Dankbarkeit läuft mir nicht einfach von der Hand. Zwar würde ich mich grundsätzlich als dankbarer Mensch einordnen, doch es gibt auch Tage, Momente und Phasen, da fällt es mir schwer dankbar zu sein.
In Zeiten, in denen es mir gut geht und das Leben sich leicht und einfach anfühlt, fallen mir viele Gründe für Dankbarkeit ein. Aber ich sitze nicht immer nur auf der Sonnenseite des Lebens, sondern erfahre auch Täler und große Herausforderungen, die meine ganze Aufmerksamkeit in Anspruch nehmen können. Da ist es schon schwieriger, Dinge zu finden, die mich dankbar stimmen.
Vor allem, wenn sich eine große Kluft zwischen meinen eigenen Erwartungen und der Realität gebildet hat. Ganz besonders merkte ich das vor vier Jahren, als ich in Kontakt mit Jugendamt, Verfahrenshelfer, einigen Anwaltsbriefen und einem laufenden Verfahren, sehr bedrückt und unglücklich wurde. Ich hatte mit allem gerechnet, aber nicht mit einer gefühlten riesigen Bugwelle, die in vollem Tempo unaufhaltsam auf mich zurauschte. Eine große Unzufriedenheit machte sich damals in mir breit, die alles Andere überschattete. All die guten Dinge, die ich schon erlebt hatte, gerieten schnell in Vergessenheit. Mir ist nicht mehr viel Gutes eingefallen, so sehr ich mich auch bemühte. Das Negative hat in dieser Zeit ganz klar überwogen und doch gab es Dinge, für die ich dankbar sein konnte.
In dieser Zeit, habe ich mit dem Schreiben eines Dankbarkeitstagebuchs angefangen. Dabei habe ich mich gezwungen positiv zu denken und mir jeden Morgen mindestens 3 Punkte notiert, für die ich dankbar war. Das fiel mir am Anfang echt schwer, aber umso länger ich die Routine hatte, umso einfacher wurde es, Punkte der Dankbarkeit zu finden. Am Anfang fielen mir nur ganz banale Dinge ein wie z.B. ein Morgen an dem ich ausschlafen konnte, die Sonne hat geschienen, ich hatte ein leckeres Frühstück, der Anruf einer Freundin, ein funktionierendes Auto, ein monatliches Gehalt, einen Arbeitsplatz. Aber mit der Zeit hat es mich immer weniger Mühe gekostet neue Sachen, für die ich dankbar bin, zu finden.

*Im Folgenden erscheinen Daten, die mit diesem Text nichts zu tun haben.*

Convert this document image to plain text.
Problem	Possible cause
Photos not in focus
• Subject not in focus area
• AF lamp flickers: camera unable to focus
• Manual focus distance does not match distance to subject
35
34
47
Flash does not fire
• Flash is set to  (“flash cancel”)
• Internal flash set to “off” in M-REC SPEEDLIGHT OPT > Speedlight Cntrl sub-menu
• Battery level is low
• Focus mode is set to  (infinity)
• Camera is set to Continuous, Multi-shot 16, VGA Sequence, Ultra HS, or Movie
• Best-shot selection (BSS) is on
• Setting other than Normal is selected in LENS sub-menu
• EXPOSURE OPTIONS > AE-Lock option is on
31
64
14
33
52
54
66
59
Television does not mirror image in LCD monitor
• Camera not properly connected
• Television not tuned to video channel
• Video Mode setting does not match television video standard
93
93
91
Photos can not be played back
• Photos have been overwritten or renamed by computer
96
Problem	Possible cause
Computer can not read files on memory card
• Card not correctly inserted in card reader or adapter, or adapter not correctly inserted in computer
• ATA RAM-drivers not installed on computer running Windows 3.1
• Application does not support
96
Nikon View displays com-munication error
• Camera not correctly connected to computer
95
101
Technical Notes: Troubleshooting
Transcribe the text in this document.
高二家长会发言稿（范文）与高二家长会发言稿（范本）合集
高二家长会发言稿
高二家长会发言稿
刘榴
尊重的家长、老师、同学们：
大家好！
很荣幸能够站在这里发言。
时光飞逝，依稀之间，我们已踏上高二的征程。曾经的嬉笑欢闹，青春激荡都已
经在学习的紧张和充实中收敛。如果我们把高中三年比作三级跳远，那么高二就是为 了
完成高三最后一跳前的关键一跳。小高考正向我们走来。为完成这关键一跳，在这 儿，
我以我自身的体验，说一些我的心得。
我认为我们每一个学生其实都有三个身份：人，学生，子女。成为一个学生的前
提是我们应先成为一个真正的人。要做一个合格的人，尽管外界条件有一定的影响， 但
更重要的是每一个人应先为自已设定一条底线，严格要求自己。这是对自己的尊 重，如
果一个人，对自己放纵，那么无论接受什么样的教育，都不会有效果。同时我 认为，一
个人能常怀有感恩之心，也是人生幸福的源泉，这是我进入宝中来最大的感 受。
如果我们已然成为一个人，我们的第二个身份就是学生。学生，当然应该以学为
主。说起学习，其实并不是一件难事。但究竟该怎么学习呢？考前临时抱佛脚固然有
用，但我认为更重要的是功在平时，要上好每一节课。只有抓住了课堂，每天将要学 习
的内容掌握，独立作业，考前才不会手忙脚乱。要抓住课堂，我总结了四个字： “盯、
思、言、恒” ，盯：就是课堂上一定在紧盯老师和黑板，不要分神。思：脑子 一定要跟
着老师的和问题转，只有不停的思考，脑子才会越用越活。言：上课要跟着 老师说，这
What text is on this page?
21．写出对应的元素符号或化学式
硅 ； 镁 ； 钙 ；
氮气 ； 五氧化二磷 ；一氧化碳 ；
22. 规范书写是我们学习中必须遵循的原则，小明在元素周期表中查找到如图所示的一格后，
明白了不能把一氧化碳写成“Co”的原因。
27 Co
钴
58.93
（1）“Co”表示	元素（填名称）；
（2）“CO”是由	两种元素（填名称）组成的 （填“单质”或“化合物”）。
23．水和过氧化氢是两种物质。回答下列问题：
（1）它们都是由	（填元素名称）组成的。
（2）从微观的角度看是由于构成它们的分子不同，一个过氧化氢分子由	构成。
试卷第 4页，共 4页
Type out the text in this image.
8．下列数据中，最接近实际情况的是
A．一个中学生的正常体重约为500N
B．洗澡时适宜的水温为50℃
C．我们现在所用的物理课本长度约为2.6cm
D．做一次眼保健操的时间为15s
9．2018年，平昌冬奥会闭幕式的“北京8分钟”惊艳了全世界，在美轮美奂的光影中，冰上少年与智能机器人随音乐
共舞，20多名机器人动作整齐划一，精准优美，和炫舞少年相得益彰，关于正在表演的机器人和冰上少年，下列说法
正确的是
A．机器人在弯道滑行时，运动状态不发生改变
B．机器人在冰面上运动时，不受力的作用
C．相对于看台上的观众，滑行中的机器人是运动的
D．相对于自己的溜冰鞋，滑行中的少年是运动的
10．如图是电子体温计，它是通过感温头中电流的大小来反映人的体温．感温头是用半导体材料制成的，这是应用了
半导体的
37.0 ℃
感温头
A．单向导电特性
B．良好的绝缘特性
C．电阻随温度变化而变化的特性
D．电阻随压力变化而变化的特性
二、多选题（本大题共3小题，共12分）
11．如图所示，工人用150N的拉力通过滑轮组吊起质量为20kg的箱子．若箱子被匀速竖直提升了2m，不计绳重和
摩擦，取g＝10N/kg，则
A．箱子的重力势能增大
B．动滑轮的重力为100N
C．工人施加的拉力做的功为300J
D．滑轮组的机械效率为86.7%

Sicher ist, dass es Phasen gibt, da könnte ich 10 Punkte und mehr aufschreiben und Tage, da muss ich mir die 3 Punkte förmlich aus den Fingern saugen.
Meine Feststellung war, dass ich eine Haltung der Dankbarkeit üben kann und Dankbarkeit selbst die schlechten Tage etwas besser macht. Ich wiege meine Negativpunkte gegen Positivpunkte auf.
Es gibt so viele Punkte über die ich dankbar sein kann und weiter dankbar sein will, egal was passiert. Mehr zu schätzen, was ich bereits habe, als ständig darauf zu schauen, was ich nicht habe. Wenn ich mir immer vor Augen führe, was mir zu meinem Glück fehlt, dann werde ich auf Dauer unzufrieden und merke auch, dass mir tendenziell viel weniger Dankbarkeitspunkte einfallen. So gerate ich auch gedanklich aus dem Gleichgewicht, was sich über kurz oder lang auf meine Laune, Motivation, Freude und am Ende auch auf mein Umfeld auswirkt.
Um mir regelmäßig aufzuschreiben, welche Dinge mich in meinem Leben dankbar machen, brauche ich zumindest eine kurze Zeit, um zur Ruhe zu kommen und darüber nachzudenken.
Ich fand es für mich sehr hilfreich, im Alltag dafür eine Routine einzurichten. Persönlich habe ich den Zeitpunkt nach dem Aufwachen gewählt, weil ich da noch nicht in der Hektik des Alltags gedanklich untergegangen bin. Mein Motivator war und ist, mir dafür eine Minutenzahl einzuplanen, um die zeitliche Hürde einzugrenzen. Also habe ich mir jeden Morgen nach dem Aufwachen fünf Minuten genommen und mindestens 3 Punkte aufgeschrieben.
Das hat mir geholfen, trotz der vielen Herausforderungen und unzähligen Aufgaben des niemals enden wollenden Tages, weiterhin auch das Positive zu sehen.